The molecular diagnosis of acute Borreliosis is complicated and better strategies to improve the diagnostic processes are warranted. High Throughput Sequencing (HTS) of human B cell repertoires after e.g., Dengue virus infection or influenza vaccination revealed antigen-associated “CDR3 signatures” which may have the potential to support diagnosis in infectious diseases. The human B cell immune response to Borrelia burgdorferi sensu lato—the causative agent of Borreliosis—has mainly been studied at the antibody level, while less attention has been given to the cellular part of the humoral immune response.
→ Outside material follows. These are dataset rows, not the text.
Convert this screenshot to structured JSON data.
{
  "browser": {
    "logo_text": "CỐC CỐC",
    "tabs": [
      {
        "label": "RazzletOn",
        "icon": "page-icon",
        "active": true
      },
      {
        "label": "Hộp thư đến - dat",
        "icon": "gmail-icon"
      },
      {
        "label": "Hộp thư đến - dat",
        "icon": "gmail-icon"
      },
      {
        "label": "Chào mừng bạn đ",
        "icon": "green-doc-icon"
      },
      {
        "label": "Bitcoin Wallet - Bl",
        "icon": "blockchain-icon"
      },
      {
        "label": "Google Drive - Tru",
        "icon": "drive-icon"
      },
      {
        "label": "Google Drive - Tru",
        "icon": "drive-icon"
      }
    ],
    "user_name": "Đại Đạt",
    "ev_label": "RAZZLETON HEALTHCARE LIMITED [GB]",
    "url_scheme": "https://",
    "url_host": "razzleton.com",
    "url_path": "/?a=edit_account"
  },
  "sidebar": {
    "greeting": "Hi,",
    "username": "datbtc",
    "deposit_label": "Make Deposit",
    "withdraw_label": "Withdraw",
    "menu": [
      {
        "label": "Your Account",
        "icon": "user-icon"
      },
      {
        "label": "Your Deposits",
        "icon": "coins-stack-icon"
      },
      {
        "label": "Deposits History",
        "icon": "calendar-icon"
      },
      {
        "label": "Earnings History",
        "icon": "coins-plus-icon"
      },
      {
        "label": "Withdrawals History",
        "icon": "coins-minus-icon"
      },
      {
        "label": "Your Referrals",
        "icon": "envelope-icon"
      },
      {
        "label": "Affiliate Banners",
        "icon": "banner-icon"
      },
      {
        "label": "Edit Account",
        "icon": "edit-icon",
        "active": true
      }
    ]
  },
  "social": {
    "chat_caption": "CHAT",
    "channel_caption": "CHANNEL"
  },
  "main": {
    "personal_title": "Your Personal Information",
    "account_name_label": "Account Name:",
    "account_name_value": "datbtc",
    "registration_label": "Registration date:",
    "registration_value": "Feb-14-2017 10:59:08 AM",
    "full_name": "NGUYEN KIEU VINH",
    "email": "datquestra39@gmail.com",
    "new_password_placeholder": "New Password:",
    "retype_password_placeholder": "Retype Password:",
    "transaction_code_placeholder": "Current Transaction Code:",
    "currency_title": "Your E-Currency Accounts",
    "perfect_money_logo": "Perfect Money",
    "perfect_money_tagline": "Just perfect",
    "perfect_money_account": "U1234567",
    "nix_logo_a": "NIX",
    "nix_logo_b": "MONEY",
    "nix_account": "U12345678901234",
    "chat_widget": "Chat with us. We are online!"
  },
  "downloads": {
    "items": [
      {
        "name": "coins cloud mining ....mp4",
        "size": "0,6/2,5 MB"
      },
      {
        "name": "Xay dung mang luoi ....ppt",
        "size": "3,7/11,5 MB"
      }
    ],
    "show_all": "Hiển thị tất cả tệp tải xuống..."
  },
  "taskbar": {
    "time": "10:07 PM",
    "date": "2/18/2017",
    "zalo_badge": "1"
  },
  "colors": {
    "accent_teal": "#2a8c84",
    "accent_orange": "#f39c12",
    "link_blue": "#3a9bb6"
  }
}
There are indications that Borrelia actively influence the B cell immune response and that it is therefore not directly comparable to responses induced by other infections. The main goal of this study was to identify B cell features that could be used to support diagnosis of Borreliosis. Therefore, we characterized the B cell immune response in these patients by combining multicolor flow cytometry, single Borrelia-reactive B cell receptor (BCR) sequencing, and B cell repertoire deep sequencing. Our phenotyping experiments showed, that there is no significant difference between B cell subpopulations of acute Borreliosis patients and controls. BCR sequences from individual epitope-reactive B cells had little in common between each other. HTS showed, however, a higher complementarity determining region 3 (CDR3) amino acid (aa) sequence overlap between samples from different timepoints in patients as compared to controls. This indicates, that HTS is sensitive enough to detect ongoing B cell immune responses in these patients. Although each individual's repertoire was dominated by rather unique clones, clustering of bulk BCR repertoire sequences revealed a higher overlap of IgG BCR repertoire sequences between acute patients than controls. Even if we have identified a few Borrelia -associated CDR3aa sequences, they seem to be rather unique for each patient and therefore not suitable as biomarkers.